Consequently, the real novelty of Molnár is missed, something which is still
valid and has not been completely explored: his progress from the drawing-room
comedy towards re-theatricalization. The theatre is a basic theme in many
of his plays, which he doubles-like Pirandello-with life. Just like Pirandello,
Molnár looks at life as reflected in the theatre. The theatre as an appearance
or illusion is already featured in such early dialogues as Színház (Theatre),
while the doubling as well as the making relative of theatrical reality and
being became a basic theme of the "great" plays, like Testőr (The Guardsman),
or the one held to be his best, Játék a kastélyban (The Play's the Thing).
(György Nagy thinks eight of the plays have the theatre as their theme.) "Theatre
as such is the lie-except for its essence. If the audience wants to believe
a piece of painted canvass is a forest, they will believe it. And they will
believe a woman does not recognize her husband when I say so," Molnár said
in an interview, on The Guardsman. I think Nagy is wrong to say that "in Molnár's
view people go to the theatre to be deceived, to escape from reality." In
Molnár's Pirandellean search for truth there is room for several truths, and
so the theatre itself has its reality of sorts -in contrast with life. Hence
his interest in life, theatre and illusion in plays like Egy, kettő, három
(One, Two, Three), Olympia and Riviera.
The link between Molnár and Pirandello is far from haphazard, and both books
allude to it. Györgyey says that "Molnár contrasted relative and absolute
truth before Pirandello" (p. 134). The similarities between the two playwrights
are both typological and attitudinal: they must have seen each other's plays,
and Max Reinhardt directed a play by each in two consecutive seasons: Six
Caracters in Search of an Author (1924) and Riviera (1925). Sárközi even claims
Molnár influenced Pirandello, rather than the other way round, though he provides
little evidence. Though both Györgyey and Nagy hold Riviera to be an inferior
work, Reinhardt directed it on two occasions; a year after his Pirandello
production he must have been interested in the relation of two types of realities,
the stylized world of the theatre and immediate, harsh reality of life. When
Györgyey claims the puppets the two main characters "converse with" fail to
work on stage, or as she puts it, "are not capable of acting," she must forget
that one of the greatest of 20th-century directors, Tadeusz Kantor, revolutionised
the theatre with the introduction of puppets. The relation between the then
popular ideal of the marionette-actor (also favoured by Pirandello) and Riviera
deserves a study of its own. This world of appearances (theatre included)

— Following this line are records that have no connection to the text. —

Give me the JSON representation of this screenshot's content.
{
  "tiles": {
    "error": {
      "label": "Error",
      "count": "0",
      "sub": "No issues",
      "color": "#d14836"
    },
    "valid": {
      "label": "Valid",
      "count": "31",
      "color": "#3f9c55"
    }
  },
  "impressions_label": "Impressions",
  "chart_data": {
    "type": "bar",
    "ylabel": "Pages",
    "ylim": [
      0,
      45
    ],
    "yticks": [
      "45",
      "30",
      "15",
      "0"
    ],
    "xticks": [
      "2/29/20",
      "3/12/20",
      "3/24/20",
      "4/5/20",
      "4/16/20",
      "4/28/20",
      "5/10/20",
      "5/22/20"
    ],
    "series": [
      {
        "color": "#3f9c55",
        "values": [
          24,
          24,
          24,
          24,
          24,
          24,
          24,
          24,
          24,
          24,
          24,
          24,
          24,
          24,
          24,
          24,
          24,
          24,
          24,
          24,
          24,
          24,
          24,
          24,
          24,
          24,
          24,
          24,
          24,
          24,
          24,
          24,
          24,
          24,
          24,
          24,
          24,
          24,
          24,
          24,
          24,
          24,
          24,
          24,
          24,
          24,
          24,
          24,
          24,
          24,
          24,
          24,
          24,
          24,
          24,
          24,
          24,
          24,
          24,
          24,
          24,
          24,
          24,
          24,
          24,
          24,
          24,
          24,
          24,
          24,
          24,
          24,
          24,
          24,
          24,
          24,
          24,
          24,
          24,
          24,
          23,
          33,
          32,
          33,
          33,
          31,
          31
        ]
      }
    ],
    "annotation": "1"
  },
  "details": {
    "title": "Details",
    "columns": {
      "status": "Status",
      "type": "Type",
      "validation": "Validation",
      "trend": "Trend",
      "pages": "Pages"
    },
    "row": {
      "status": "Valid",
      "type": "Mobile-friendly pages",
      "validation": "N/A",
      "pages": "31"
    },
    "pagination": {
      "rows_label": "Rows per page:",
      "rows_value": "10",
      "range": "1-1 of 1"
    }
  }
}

Nagy calls-to my mind wrongly-a lie, which is void of "moral solidity." In
any event, Nagy's turns of phrase are sometimes reminiscent of the rhetoric
of the Hungarian Marxist literary criticism of an earlier time.
Both authors' approach to Molnár is consistently literary rather than theatrical.
It is a matter of choice of course, but a book with a detailed biography and
a discussion of the prose as well as of Molnár's values and validity for the
modern theatre is yet to be written.